2 of 143 comments (clear)

  1. Proposals to threaten to fork the standards base by Simon+Brooke · · Score: 3, Insightful
    Responding to the RAND proposal I drew up this analysis and proposal in which I suggest we prepare to launch an alternative standards body; since I circulated it I've learned that Bernhard Rosenkraenzer (Bero) was working on a similar proposal. Linux Weekly News has a front page editorial making the same suggestion.

    This is possible and practical and we should prepare to do it. However, to have three Internet standards bodies would be a bad thing. What we should really seek to achieve is a situation where:

    • Either
      • W3C commits to not incorporating any proprietary technologies into standards, and
      • W3C opens up its membership to ordinary peoplr, with a subscription for individual members of not more than US $50 per annum
    • or
      • W3C winds up and IETF resumes the role of setting Web standards, and
      • IETF commits to not incorporating any proprietary technologies into standards.

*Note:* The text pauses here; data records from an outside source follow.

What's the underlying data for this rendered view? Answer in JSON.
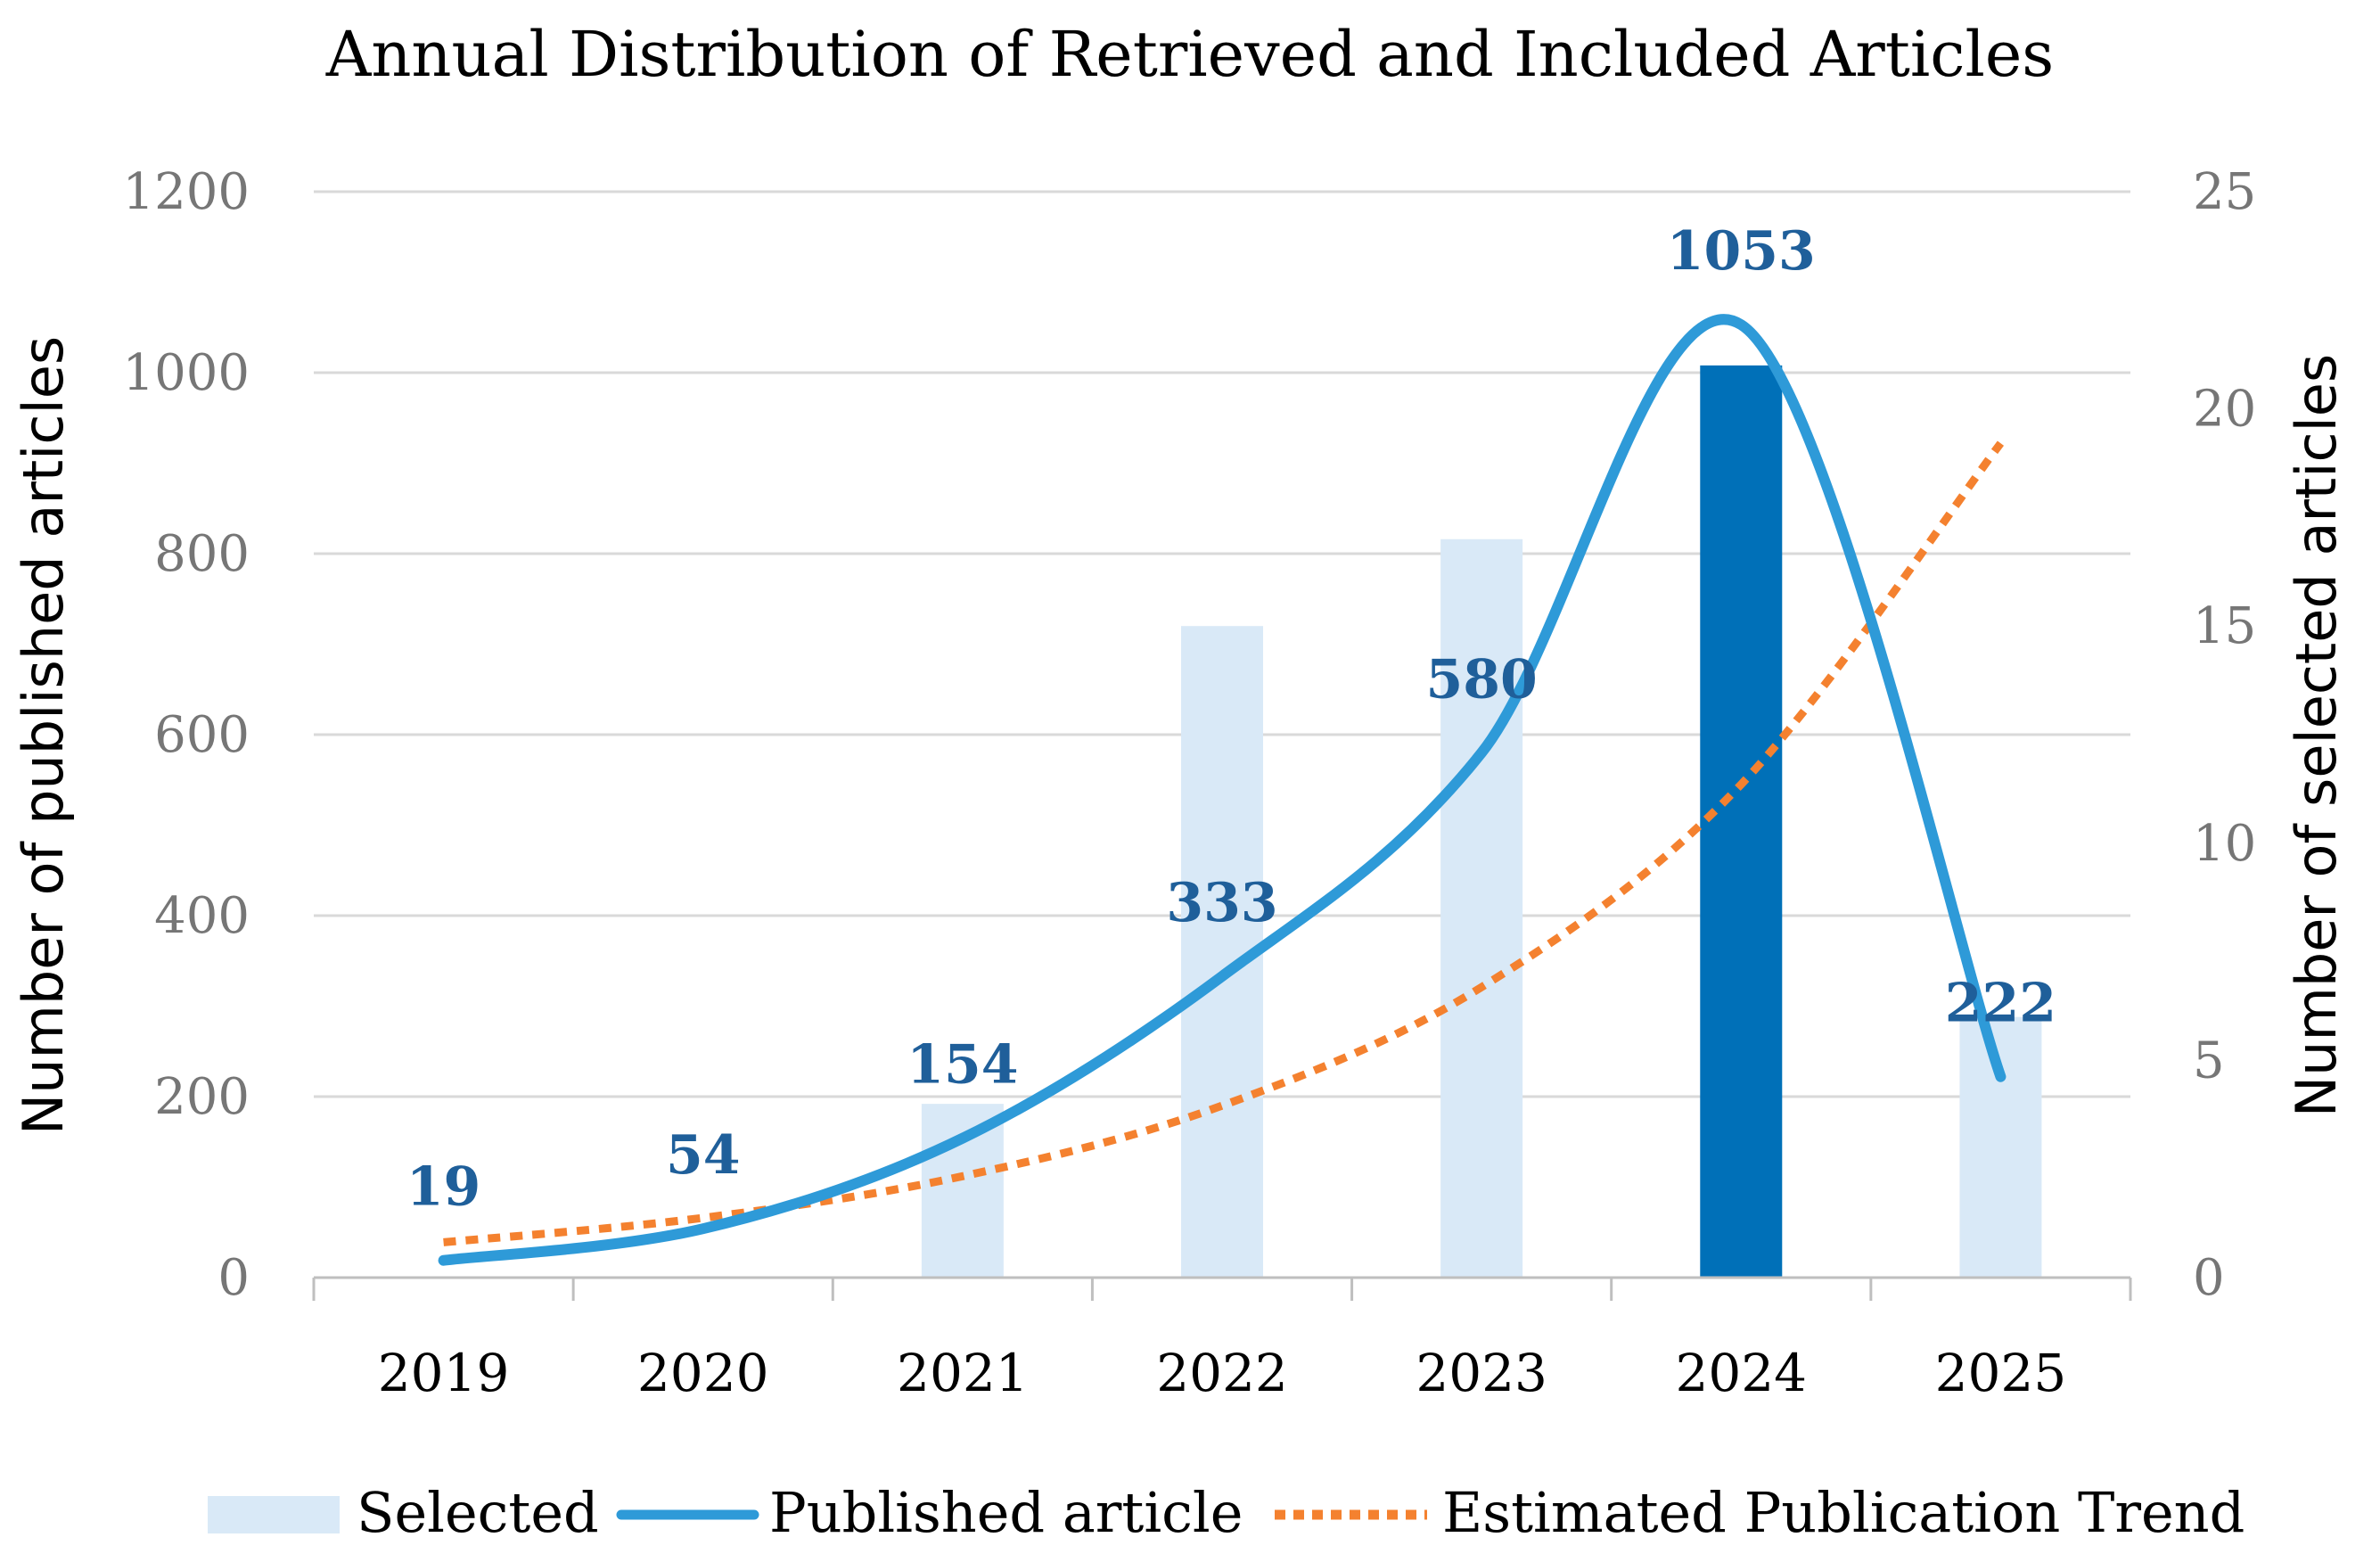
{
  "chart_data": {
    "type": "bar+line",
    "title": "Annual Distribution of Retrieved and Included Articles",
    "categories": [
      "2019",
      "2020",
      "2021",
      "2022",
      "2023",
      "2024",
      "2025"
    ],
    "ylabel_left": "Number of published articles",
    "ylabel_right": "Number of selected articles",
    "left_ticks": [
      "0",
      "200",
      "400",
      "600",
      "800",
      "1000",
      "1200"
    ],
    "right_ticks": [
      "0",
      "5",
      "10",
      "15",
      "20",
      "25"
    ],
    "ylim_left": [
      0,
      1200
    ],
    "ylim_right": [
      0,
      25
    ],
    "grid": true,
    "legend_position": "bottom",
    "series": [
      {
        "name": "Selected",
        "kind": "bar",
        "axis": "right",
        "values": [
          0,
          0,
          4,
          15,
          17,
          21,
          6
        ],
        "color": "#d9e9f7",
        "highlight_index": 5,
        "highlight_color": "#0070b8"
      },
      {
        "name": "Published article",
        "kind": "line",
        "axis": "left",
        "values": [
          19,
          54,
          154,
          333,
          580,
          1053,
          222
        ],
        "labels": [
          "19",
          "54",
          "154",
          "333",
          "580",
          "1053",
          "222"
        ],
        "color": "#2e9ad8"
      },
      {
        "name": "Estimated Publication Trend",
        "kind": "line-dashed",
        "axis": "left",
        "values": [
          39,
          66,
          112,
          190,
          321,
          545,
          922
        ],
        "color": "#f4812f"
      }
    ],
    "label_color": "#1f5f9a"
  }
}
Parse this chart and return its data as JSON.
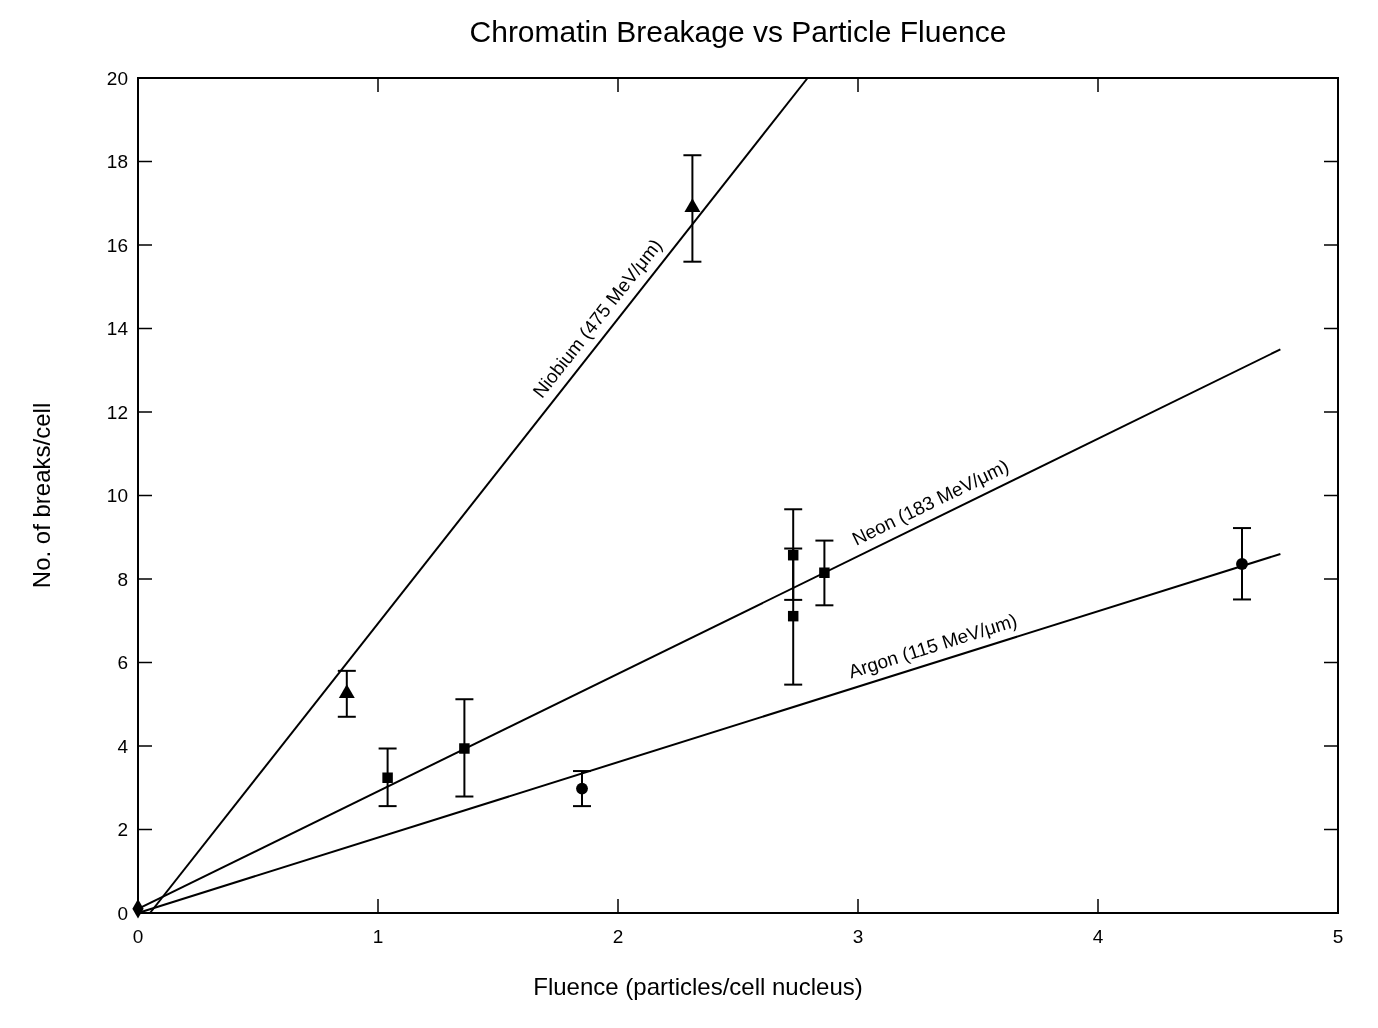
{
  "chart_data": {
    "type": "scatter",
    "title": "Chromatin Breakage vs Particle Fluence",
    "xlabel": "Fluence (particles/cell  nucleus)",
    "ylabel": "No. of breaks/cell",
    "xlim": [
      0,
      5
    ],
    "ylim": [
      0,
      20
    ],
    "xticks": [
      0,
      1,
      2,
      3,
      4,
      5
    ],
    "yticks": [
      0,
      2,
      4,
      6,
      8,
      10,
      12,
      14,
      16,
      18,
      20
    ],
    "grid": false,
    "series": [
      {
        "type": "line",
        "name": "Niobium (475 MeV/μm)",
        "color": "#000000",
        "x": [
          0.05,
          2.79
        ],
        "values": [
          0,
          20
        ]
      },
      {
        "type": "line",
        "name": "Neon (183 MeV/μm)",
        "color": "#000000",
        "x": [
          0,
          4.76
        ],
        "values": [
          0.1,
          13.5
        ]
      },
      {
        "type": "line",
        "name": "Argon (115 MeV/μm)",
        "color": "#000000",
        "x": [
          0,
          4.76
        ],
        "values": [
          0,
          8.6
        ]
      },
      {
        "marker": "triangle",
        "color": "#000000",
        "x": [
          0.87,
          2.31
        ],
        "values": [
          5.26,
          16.9
        ],
        "errors": [
          [
            4.7,
            5.8
          ],
          [
            15.6,
            18.15
          ]
        ]
      },
      {
        "marker": "square",
        "color": "#000000",
        "x": [
          1.04,
          1.36,
          2.73,
          2.73,
          2.86
        ],
        "values": [
          3.24,
          3.94,
          8.57,
          7.11,
          8.15
        ],
        "errors": [
          [
            2.56,
            3.94
          ],
          [
            2.79,
            5.12
          ],
          [
            7.5,
            9.67
          ],
          [
            5.47,
            8.73
          ],
          [
            7.37,
            8.92
          ]
        ]
      },
      {
        "marker": "circle",
        "color": "#000000",
        "x": [
          1.85,
          4.6
        ],
        "values": [
          2.98,
          8.36
        ],
        "errors": [
          [
            2.56,
            3.4
          ],
          [
            7.51,
            9.22
          ]
        ]
      },
      {
        "marker": "diamond",
        "color": "#000000",
        "x": [
          0
        ],
        "values": [
          0.1
        ]
      }
    ]
  }
}
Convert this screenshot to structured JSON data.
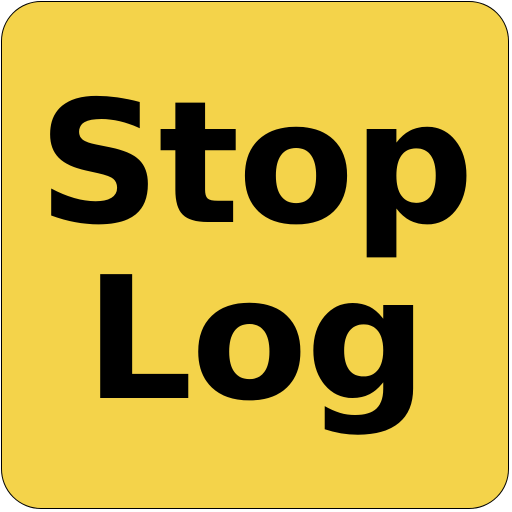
{
  "button": {
    "line1": "Stop",
    "line2": "Log"
  },
  "colors": {
    "background": "#F4D34A",
    "text": "#000000",
    "border": "#000000"
  }
}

    So long as W3C remains a rich corporations club this sort of proposal will come bach again and again. It is, after all, in the rich corporations' interest.

    --
    I'm old enough to remember when discussions on Slashdot were well informed.
  2. Re:Does Star Office No Longer Suck? by Anonymous Coward · · Score: 1, Insightful

    As of the 6.0 beta, StarOffice no longer sucks. Officially. There *is* one nitpick I have with StarOffice: e-mail support (as in Outlook). There is no *StarMail* application for e-mail (or, better yet, Usenet newsgroup support, which Outlook sorely lacks). If StarOffice can add e-mail and newsgroup support without breaking the rest of the suite, even die-hard Office users like me could switch with little pain.